Diabetes incidence in our study was among the highest reported in the literature for different ethnic groups, particularly considering the relatively short follow-up period. This high diabetes incidence could be attributable to the elevated prevalence of overweight and obesity across different age ranges in Mexican population as well as the high rate of inactivity combined with a high carbohydrate and fat intake. As reported by Stolerman et al., incorporation of genetic risk scores does not improve the prognostic performance of predictive models including clinical variables in a multiethnic cohort, which suggests that environmental risk factors could have a much greater impact in diabetes development in interaction with genetic risk factors [26]. Currently, there are several efforts to integrate -omics- technologies in risk prediction, which should be helpful to increase predictive performance of risk models with potential biomarkers of risk including genetic variants, RNA transcripts, peptides, lipids, small metabolites, cell markers and metabolic-driven products [27].

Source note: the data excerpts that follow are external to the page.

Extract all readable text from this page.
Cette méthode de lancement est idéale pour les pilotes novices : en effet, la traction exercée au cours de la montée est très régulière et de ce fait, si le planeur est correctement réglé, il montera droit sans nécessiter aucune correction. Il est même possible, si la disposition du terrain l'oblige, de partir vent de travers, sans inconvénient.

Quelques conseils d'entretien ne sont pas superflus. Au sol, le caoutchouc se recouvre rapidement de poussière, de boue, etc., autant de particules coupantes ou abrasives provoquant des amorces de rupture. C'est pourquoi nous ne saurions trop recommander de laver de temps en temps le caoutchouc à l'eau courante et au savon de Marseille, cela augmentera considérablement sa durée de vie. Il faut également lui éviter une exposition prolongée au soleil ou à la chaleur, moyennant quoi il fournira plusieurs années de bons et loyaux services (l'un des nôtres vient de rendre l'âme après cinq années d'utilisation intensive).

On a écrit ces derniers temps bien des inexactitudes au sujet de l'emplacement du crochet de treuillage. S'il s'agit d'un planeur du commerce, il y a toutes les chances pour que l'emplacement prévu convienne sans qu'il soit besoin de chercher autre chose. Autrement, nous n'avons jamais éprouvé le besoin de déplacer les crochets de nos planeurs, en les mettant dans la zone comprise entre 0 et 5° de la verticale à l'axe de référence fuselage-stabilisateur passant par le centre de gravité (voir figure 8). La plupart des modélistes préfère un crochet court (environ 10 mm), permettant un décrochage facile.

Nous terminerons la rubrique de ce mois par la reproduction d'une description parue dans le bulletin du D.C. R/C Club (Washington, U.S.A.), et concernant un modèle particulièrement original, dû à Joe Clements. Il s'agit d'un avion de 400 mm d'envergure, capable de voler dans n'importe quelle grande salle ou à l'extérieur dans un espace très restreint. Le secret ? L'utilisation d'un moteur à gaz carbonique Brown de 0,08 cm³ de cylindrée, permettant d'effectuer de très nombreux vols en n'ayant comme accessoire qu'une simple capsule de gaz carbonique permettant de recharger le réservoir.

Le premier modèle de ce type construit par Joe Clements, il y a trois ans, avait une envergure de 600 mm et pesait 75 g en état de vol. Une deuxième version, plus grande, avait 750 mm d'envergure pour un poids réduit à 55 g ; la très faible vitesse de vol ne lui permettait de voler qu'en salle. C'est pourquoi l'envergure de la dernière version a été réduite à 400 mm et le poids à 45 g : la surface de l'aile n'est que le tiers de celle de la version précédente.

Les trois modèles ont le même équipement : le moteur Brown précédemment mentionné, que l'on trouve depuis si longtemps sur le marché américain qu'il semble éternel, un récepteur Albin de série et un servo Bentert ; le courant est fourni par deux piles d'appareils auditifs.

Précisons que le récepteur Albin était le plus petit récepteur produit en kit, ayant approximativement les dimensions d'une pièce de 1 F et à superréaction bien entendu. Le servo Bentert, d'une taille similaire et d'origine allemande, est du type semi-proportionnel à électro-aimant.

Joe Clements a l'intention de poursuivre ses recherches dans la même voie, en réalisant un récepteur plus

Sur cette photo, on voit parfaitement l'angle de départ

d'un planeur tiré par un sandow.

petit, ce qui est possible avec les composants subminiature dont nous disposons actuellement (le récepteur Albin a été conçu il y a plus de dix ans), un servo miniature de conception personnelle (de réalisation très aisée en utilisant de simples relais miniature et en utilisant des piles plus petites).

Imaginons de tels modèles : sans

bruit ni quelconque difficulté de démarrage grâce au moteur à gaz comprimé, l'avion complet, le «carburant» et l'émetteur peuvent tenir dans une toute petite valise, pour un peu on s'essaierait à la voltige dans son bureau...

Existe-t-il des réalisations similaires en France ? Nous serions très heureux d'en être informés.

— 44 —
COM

Our study had some strengths and limitations. First, we evaluated a large prospective effort to estimate diabetes incidence in a high-risk, not previously evaluated population, which allowed for identification of metabolic risk factors that predict ID. The loss to follow-up was relatively minor (19.6%), with no significant differences comparing individuals who did and did not complete follow-up, which allowed for an adequate estimate of diabetes incidence with enough statistical power to develop predictive models and validate metabolic measures [28]. Furthermore, we validated both our models using k-fold cross-validation and bootstrap to correct for over-optimism, which ensures validity of our observations. We also evaluated our proposed score against competing models constructed with similar variables and observed a superior predictive performance. The main limitations to be recognized is the lack of an external validation for calibration of the risk scores, which calls for further evaluations to assess the validity to implement our score in other Latin American populations. In addition, the inclusion criteria for this study could generate bias towards subjects with the highest risk, which calls for additional evaluations in low-risk populations with similar genetic profiles. Finally, given that T2D diagnosis was mainly based on previous diagnosis and a single abnormal FPG measurement, the true number of ID cases could have been underestimated if patients with undiagnosed T2D had FPG below the diagnostic threshold.

Conclusion

Type 2 diabetes incidence in apparently healthy middle-aged Mexican adults residing in urban centers in Mexico is currently at an alarming rate. FPG is the strongest predictor of incident diabetes, particularly in overweight and obese individuals. We constructed two models that can easily be implemented to predict diabetes risk in Mexican population, including age, BMI, WHtr, IFG, arterial hypertension, fasting hypertriglyceridemia and family history of diabetes, which represents an advantage given their availability in primary-care facilities and allows for large-scale implementations. Further studies are required for validation of these models in similar at-risk populations. Our study represents the largest prospective study regarding metabolic diseases in Latin-American population and the only current predictive model for diabetes in Mexican population.